RaySix

Post

Intersections and Enclosed Area of Curves

Created by @nathanedwards

at November 1st 2023, 6:58:42 pm.

AP_Calculus_AB-Questions

#calculus

#area

#intersection

AP Calculus AB Exam Question:

Consider the curves defined by the equations:

Curve A: $y = x^2 - 4x + 3$
Curve B: $y = x^3 - 3x^2 + 2x$

(a) Find the $x$ -coordinates of the points where the curves A and B intersect.

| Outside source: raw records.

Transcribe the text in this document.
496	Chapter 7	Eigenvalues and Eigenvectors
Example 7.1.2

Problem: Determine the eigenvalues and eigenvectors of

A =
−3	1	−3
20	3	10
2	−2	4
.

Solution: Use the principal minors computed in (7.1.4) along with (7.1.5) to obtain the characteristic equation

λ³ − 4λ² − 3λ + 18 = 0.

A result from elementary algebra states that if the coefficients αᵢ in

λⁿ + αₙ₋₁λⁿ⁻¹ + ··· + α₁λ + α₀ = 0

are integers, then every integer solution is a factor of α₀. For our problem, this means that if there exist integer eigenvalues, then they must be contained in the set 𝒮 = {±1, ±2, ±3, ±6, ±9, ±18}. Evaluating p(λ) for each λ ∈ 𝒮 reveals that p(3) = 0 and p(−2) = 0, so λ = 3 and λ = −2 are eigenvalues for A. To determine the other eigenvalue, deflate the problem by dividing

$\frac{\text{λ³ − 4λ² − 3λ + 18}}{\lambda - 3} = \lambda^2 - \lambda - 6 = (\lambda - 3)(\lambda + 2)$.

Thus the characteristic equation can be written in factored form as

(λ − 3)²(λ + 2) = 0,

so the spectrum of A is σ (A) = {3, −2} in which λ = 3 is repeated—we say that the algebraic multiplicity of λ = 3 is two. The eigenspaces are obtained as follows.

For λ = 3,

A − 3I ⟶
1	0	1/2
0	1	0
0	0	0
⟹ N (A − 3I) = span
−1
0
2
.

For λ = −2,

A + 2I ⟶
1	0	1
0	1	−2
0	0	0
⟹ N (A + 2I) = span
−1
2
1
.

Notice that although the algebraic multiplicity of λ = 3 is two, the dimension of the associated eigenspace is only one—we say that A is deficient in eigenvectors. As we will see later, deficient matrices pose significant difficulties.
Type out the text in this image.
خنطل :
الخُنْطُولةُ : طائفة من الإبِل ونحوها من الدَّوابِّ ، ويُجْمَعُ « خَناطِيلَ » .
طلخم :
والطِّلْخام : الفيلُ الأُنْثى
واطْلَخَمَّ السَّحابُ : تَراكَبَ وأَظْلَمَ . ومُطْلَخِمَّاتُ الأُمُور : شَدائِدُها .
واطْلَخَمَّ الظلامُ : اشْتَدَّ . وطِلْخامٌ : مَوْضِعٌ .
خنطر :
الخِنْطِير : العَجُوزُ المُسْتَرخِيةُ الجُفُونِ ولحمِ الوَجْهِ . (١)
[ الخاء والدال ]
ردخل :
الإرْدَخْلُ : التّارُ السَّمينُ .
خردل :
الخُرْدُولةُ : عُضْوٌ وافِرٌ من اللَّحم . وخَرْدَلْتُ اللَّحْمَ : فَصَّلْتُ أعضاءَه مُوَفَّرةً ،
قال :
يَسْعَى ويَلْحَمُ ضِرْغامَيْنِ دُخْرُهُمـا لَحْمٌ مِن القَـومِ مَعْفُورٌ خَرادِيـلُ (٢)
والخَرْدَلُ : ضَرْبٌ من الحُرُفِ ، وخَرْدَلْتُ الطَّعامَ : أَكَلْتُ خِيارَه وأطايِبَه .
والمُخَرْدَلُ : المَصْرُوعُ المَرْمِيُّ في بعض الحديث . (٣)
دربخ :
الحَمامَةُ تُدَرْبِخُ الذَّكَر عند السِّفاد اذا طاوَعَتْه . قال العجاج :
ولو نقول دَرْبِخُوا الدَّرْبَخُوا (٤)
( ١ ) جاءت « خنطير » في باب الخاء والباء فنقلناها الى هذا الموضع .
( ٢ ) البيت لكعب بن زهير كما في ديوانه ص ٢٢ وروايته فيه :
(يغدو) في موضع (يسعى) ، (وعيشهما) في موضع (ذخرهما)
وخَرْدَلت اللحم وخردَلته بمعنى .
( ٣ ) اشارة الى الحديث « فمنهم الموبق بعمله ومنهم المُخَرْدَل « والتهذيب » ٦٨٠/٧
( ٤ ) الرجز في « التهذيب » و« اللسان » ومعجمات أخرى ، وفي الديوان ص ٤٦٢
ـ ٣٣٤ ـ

(b) Find the area of the region enclosed between curves A and B.

Answer:

(a) To find the $x$ -coordinates of the points where curves A and B intersect, we need to set their respective equations equal to each other:

$x^2 - 4x + 3 = x^3 - 3x^2 + 2x$

Rearranging the equation, we get:

$x^3 - 4x^2 + 5x - 3 = 0$

Unfortunately, this cubic equation cannot be solved easily by factoring. Therefore, we will employ numerical methods to approximate the roots. Using a graphing calculator or any numerical solver tool, we find that the roots of the equation are approximately:

$x_1 \approx 0.865$ , $x_2 \approx 1.318$ , and $x_3 \approx 3.817$ .

Therefore, the $x$ -coordinates of the points of intersection between curves A and B are $x = 0.865$ , $x = 1.318$ , and $x = 3.817$ .

(b) To find the area of the region enclosed between the curves A and B, we need to determine which curve is on top and which is on the bottom over the interval where they intersect. By comparing the curves' equations, we can see that curve B is always greater than curve A. However, we still need the exact interval on the $x$ -axis where the two curves intersect.

To find the interval, we need to determine the bounds for integration. We already have the $x$ -coordinates of the points of intersection, but we also need to find the $y$ -coordinates for those points. By substituting these $x$ -values into either of the original equations, we can find the corresponding $y$ values.

For $x = 0.865$ : $y = (0.865)^2 - 4(0.865) + 3 = 0.456$

For $x = 1.318$ : $y = (1.318)^2 - 4(1.318) + 3 = -0.142$

For $x = 3.817$ : $y = (3.817)^2 - 4(3.817) + 3 = 1.138$

Now, we can set up the definite integral to find the area:

\text{{Area}} = \int_{0.865}^{1.318} (x^3 - 3x^2 + 2x) - (x^2 - 4x + 3) \, dx

Simplifying the integrand, we obtain:

\text{{Area}} = \int_{0.865}^{1.318} x^3 - 3x^2 + 2x - x^2 + 4x - 3 \, dx

Combining like terms and integrating, we have:

\text{{Area}} = \int_{0.865}^{1.318} x^3 - 4x^2 + 6x - 3 \, dx

Integrating term by term, we get:

\text{{Area}} = \left[\frac{1}{4}x^4 - \frac{4}{3}x^3 + 3x^2 - 3x \right]_{0.865}^{1.318}

Evaluating the definite integral, we obtain:

\text{{Area}} = \left(\frac{1}{4}(1.318)^4 - \frac{4}{3}(1.318)^3 + 3(1.318)^2 - 3(1.318) \right) - \left(\frac{1}{4}(0.865)^4 - \frac{4}{3}(0.865)^3 + 3(0.865)^2 - 3(0.865)\right)

\text{{Area}} \approx 1.828

Therefore, the area of the region enclosed between curves A and B is approximately 1.828 square units.